[Critique] Final Fantasy XII
24 mai 2019

À l'occasion d'un portage sur Nintendo Switch, Final Fantasy XII revient avec quelques améliorations comme la possibilité d'avoir plusieurs gambits et de remettre à zéro ses permis sans coût ajouté. C'est aussi l'occasion pour moi de l'avoir dans mes mains, en portable, et de pouvoir m'en faire un avis sur une partie plus complète.

Final Fantasy XII est un jeu sorti initialement sur PlayStation 2 en 2006 et qui avait déjà connu des portages sur la génération de console actuelle, avec la version sur PlayStation 4 rajoutant des modes accélérés. Sur une nouvelle vague de portages, les joueurs de XboxOne et Switch ont désormais accès au jeu, avec de nouvelles petites améliorations de qualité de vie. Le jeu n’est donc que peu différent de la version PlayStation 4 sortie en 2017.

Probablement suite à la tendance créée par Final Fantasy XI et d’autres MMORPG, le jeu a une forme qui ressemble quelque peu à un MMO jouable solo. Pour faciliter le contrôle des trois personnages (ou quatre, lorsqu’il y a un invité), il existe un système dit des gambits qui permet de programmer à l’aide d’instructions très simple un comportement par défaut du personnage. Ces instructions sont de la forme «Si le monstre a moins de 20% PV, Attaquer» ou «Si Allié a l’altération Virus, lancer Guérison». Elles sont ordonnées, la première de la liste dont le critère est rempli étant exécutée. Ce système est particulièrement utile dans les phases de farm où il n’y a pas de difficulté de combat majeur, mais peut vite se trouver limité lorsqu’il s’agit de combattre un boss dont la stratégie demande une attention particulière. On regrette qu’il ne soit pas forcément possible de combiner deux critères, et la limite a douze gambits maximum peut se montrer limitante lorsque l’on veut affiner son soigneur.

La progression des personnages se fait par la montée de niveau et l’utilisation de points de permis dans la grille de permis, permettant de débloquer parfois des bonus d’attaque, de point de vie, ou de magie, mais le plus souvent l’autorisation d’utiliser tel ou tel équipement. Les points de permis sont distribués à chaque fois que l’on tue un monstre, le plus souvent un par monstre (en dehors des boss et des monstres de fin de jeu), tout comme un montant plus variable d’expérience. Il peut donc être utile de venir battre un tas d’ennemis de bas niveau pour récupérer des objets mais surtout avoir une certaine avance sur ces grilles de permis. Une fois ces autorisations acquises, il est possible d’utiliser des équipements de plus haut niveau, généralement achetés en boutique. Néanmoins, le prix est souvent élevé et imposera une petite couche de farm accéléré (à l’aide des gambits) supplémentaire si vous voulez jouer avec le meilleur équipement disponible.

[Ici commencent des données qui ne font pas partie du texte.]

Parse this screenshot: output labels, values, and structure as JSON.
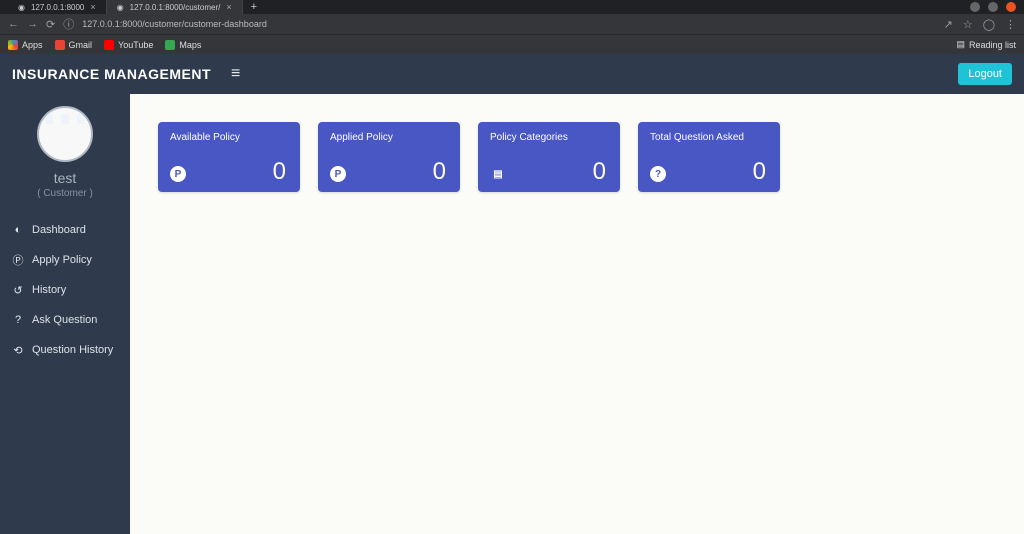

Au niveau de l’intrigue, votre personnage démarre dans un bidon-ville et n’a pas grande importance. Au travers d’une mission qui aurait du lui permettre d’obtenir un peu plus de richesses, il se retrouve plongé dans une intrigue politique d’un monde en guerre d’assez forte importance. Vaan, c’est son nom, est complètement dépassé et représente bien l’adolescent qu’il est. Nous disposons d’un peu plus d’informations sur les plans ennemis à travers des cutscenes montrant leurs intentions et leur envie de profiter du pouvoir de certaines pierres. Je n’entrerai pas trop dans le détail, mais j’admets que je trouve qu’il y a finalement peu de cohérence entre la moitié des boss et ce scénario, l’autre moitié des boss étant tout a fait logique (et les situations dans lesquelles on se trouve aussi).

8

10

La présence des gambits ET du mode accéléré permet d'éviter un souci majeur des jeux de rôle, à savoir la longueur des phases de farm, en le remplaçant par une espèce de balade chaotique où de nombreux monstres meurent. Dans Final Fantasy XII, cela fait la différence entre un titre qui aurait mal vieilli avec des dizaines d'heures de farm en trop et un titre qui se laisse apprécier convenablement et où ces instants permettent une pause dans la progression. Avec une petite quarantaine d'heures de jeu dans ces conditions, la longueur est raisonnable. Les défis sont simples sans trop l'être, bref, ce titre est bien sympathique.